Gomez has accepted using the money and losing £275,000 of it in a fumbled investment, but says she plans to settle her debt.
Central London County Court heard Gold married Mrs Harte after divorcing his earlier wife, Gomez.
They lived together in his seven-bedroom seafront home in Langstone, Hampshire, with a spa, private boathouse and a stretch of private sea frontage.
After Gold died in 2020 without a will, his estate was estimated to be about £800,000 after expenses, to be split up between his widow and his teenage son.
As his widow, Harte was allowed to receive £322,000 of the estate and split the remainder with her husband’s son.
But issues arose when the £434,134 from the sale of his house, which had been marketed at £2m, was paid to Gomez in early 2024.
The case went to the High Court last April when a judge, Deputy Master John Linwood, declared that Gold had died intestate and that the Barthomolew House sale proceeds belong to his estate.
Last April, Gomez was also ordered to repay the £447,427 with interest, but she’s so far failed to pay up.
Last week, the case went back to court, where Judge Alan Johns KC was asked to freeze Gomez’s assets.
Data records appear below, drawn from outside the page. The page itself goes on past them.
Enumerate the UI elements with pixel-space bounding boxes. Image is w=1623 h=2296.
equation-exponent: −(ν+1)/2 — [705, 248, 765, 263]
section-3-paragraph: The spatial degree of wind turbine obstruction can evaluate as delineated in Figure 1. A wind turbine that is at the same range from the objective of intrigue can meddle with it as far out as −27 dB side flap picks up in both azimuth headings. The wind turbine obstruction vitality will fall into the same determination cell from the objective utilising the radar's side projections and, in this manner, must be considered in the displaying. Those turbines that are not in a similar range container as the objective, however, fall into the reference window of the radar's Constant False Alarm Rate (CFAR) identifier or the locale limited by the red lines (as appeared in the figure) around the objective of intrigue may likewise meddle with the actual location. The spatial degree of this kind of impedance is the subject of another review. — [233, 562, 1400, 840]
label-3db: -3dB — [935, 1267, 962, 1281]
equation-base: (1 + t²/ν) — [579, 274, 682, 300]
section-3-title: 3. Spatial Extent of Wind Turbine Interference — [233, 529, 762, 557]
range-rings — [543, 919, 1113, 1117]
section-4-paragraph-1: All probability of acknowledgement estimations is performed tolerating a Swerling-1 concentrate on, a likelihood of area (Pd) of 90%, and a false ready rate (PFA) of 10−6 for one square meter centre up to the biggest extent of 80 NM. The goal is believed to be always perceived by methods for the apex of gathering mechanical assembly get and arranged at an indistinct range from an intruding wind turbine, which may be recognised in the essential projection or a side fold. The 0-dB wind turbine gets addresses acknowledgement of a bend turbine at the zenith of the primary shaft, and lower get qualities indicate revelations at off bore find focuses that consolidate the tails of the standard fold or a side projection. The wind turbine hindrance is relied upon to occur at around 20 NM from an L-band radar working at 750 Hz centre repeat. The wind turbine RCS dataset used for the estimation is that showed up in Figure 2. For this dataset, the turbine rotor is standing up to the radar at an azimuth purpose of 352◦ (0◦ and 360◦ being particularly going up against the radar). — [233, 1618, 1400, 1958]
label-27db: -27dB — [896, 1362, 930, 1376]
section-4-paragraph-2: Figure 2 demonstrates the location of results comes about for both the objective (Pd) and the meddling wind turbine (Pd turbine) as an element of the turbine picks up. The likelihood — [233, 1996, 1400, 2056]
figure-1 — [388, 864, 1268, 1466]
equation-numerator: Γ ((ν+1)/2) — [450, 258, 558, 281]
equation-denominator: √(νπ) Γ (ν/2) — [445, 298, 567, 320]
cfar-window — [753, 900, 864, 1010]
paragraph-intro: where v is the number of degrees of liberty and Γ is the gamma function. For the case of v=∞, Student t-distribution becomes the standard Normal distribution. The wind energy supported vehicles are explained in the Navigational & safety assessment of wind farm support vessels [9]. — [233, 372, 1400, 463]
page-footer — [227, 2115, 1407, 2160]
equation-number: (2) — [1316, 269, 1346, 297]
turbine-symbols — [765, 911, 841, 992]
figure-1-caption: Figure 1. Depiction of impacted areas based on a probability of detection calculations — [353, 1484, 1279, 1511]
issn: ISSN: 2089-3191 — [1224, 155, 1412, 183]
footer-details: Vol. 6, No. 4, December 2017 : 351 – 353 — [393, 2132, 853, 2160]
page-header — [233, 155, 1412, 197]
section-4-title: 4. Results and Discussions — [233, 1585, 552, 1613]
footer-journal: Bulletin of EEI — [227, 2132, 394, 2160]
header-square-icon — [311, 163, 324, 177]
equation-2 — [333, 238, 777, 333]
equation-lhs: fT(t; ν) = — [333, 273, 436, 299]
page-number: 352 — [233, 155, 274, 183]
Barrister Emma Germany, representing Harte, said Gomez had dissipated significant amounts of the money in June 2024 when she was already on notice that there was a claim in relation to it.
She said £38,877 had gone on mortgage repayments, £35,724 on credit card and loan bills and £34,308 on ‘sundries’ which included new double-glazed windows at one of her houses and ‘general living expenses’.
Gomez said: ‘It is not disputed that I received the sum of circa £435,000. I then invested £275,000 of this money. The remaining £160,000 was then spent, gifted and used to pay for legal fees in the sum of between £30,000 to £40,000.
‘In short, therefore, the monies are not readily available for payment to the claimant because they have been dissipated.’
But Harte’s lawyer said an asset freeze is necessary due to an ongoing ‘risk of dissipation’.
‘The defendant has dissipated estate funds which she knew did not belong to her beneficially and has continuously chosen not to disclose various assets in her ownership or control in breach of various orders against her,’ Germany said.
But Gomez is fighting the injunction bid, with her barrister, Suleman Shams, arguing that its continuation would be ‘unnecessary and disproportionate’.
Gomez’s barrister stressed that she is keen to ‘resolve the debt’, and is able to pay off Harte and the estate on the back of her lucrative property portfolio.
Barrister Shams said the injunction order was ‘draconian’ because the defendant has ‘ongoing property and business expenses, including Airbnb-related costs, and that the order has affected her ability to meet those’.
After a day in court, Judge Johns reserved his decision on whether to continue the freezing injunction.